Alexis de Tocqueville

A Seminar with Professor John Lukacs
Tuesday, September 16



More than two hundred years after his birth (1805) interest in Alexis de Tocqueville is greater than ever before. He was read and venerated in the United States ever since his publication of
Democracy in America, vol. I, in 1835 but, strangely, less so in France -- until relatively recently. Students and scholars of Tocqueville now largely agree that the second volume of Democracy (first published in 1840) is even more telling and relevant than the first. We also know more about the private Tocqueville than before, due to recent serious biographies. Three questions about Tocqueville are still discussed and debated: (1) was he a conservative or a liberal? (2) was he a sociologist or a historian? (3) was he a believing Catholic? 

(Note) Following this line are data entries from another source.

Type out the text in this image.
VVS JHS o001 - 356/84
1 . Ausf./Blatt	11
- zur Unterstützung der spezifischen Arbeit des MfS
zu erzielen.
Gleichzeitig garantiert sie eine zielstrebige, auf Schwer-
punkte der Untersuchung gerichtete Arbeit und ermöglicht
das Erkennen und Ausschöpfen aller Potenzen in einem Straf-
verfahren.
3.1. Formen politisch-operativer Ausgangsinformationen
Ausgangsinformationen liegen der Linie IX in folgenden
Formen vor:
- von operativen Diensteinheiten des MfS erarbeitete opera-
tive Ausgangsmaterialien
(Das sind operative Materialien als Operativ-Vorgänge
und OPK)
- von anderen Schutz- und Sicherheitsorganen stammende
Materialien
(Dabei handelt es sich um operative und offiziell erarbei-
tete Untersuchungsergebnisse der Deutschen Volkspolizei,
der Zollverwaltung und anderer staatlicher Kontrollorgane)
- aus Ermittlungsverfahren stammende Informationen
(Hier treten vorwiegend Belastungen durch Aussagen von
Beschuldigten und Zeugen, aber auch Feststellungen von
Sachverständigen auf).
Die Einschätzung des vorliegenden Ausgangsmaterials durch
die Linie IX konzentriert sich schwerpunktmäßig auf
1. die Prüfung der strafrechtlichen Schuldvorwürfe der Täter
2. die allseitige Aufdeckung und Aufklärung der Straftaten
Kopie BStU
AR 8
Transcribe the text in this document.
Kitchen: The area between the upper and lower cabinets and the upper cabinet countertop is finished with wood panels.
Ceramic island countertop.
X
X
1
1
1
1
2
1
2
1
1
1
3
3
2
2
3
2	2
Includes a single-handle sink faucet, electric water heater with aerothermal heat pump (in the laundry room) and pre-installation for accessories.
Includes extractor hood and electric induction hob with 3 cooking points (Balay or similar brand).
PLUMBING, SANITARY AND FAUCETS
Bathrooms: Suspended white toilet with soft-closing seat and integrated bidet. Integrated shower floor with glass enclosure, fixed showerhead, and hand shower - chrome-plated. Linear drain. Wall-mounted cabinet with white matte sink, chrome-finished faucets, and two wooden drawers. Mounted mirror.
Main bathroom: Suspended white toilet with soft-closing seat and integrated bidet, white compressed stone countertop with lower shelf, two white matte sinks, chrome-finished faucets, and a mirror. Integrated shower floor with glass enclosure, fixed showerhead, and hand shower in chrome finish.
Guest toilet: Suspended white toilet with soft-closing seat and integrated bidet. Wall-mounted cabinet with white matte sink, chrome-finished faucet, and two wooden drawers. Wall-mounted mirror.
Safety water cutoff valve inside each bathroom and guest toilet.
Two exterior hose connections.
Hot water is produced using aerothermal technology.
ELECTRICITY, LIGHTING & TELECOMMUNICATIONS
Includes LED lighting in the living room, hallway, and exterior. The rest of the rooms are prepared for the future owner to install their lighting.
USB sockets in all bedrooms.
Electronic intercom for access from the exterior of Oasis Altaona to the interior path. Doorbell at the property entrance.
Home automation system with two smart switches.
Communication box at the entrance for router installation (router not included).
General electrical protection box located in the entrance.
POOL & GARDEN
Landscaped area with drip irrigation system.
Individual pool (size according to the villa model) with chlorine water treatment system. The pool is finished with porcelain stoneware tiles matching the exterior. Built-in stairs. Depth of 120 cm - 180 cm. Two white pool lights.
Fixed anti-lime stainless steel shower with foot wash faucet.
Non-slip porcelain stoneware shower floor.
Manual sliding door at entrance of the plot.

Professor John Lukacs spoke about these questions at the Wynnewood Institute on 16 September, Tuesday, at 7:30 p.m. Furthermore he directed attention to two more questions: how did and does Tocqueville relate to the enormous rise in the power of the American presidency; and to the recent phenomenon of classless societies?


Praised by critics as a historian who has the literary talents of a novelist, John Lukacs is the author of more than 30 books. A recipient of the Ingersoll Prize, his books include Outgrowing Democracy: A Historical Interpretation of the U.S. in the 20th Century (1984);  The End of the Twentieth Century and the End of the Modern Age (1993) (nominated for the Pulitzer Prize); and A New Republic: A History of the United States in the Twentieth Century (2004), a major statement on the nature of our political system and a critical look at the underpinnings of our society. American democracy, he argues, has been transformed from an exercise in individual freedom and opportunity to a bureaucratic system created by and for the dominance of special groups.  In Democracy and Populism: Fear and Hatred (2005), Lukacs warns that populism renders the US vulnerable to demagoguery.

Lukacs served from 1947-94 as professor of history at Chestnut Hill College, and as its department chairman from 1947-74. He has also served as a visiting professor at many universities, including Columbia, Princeton, Johns Hopkins University, and at the University of Budapest in his native Hungary.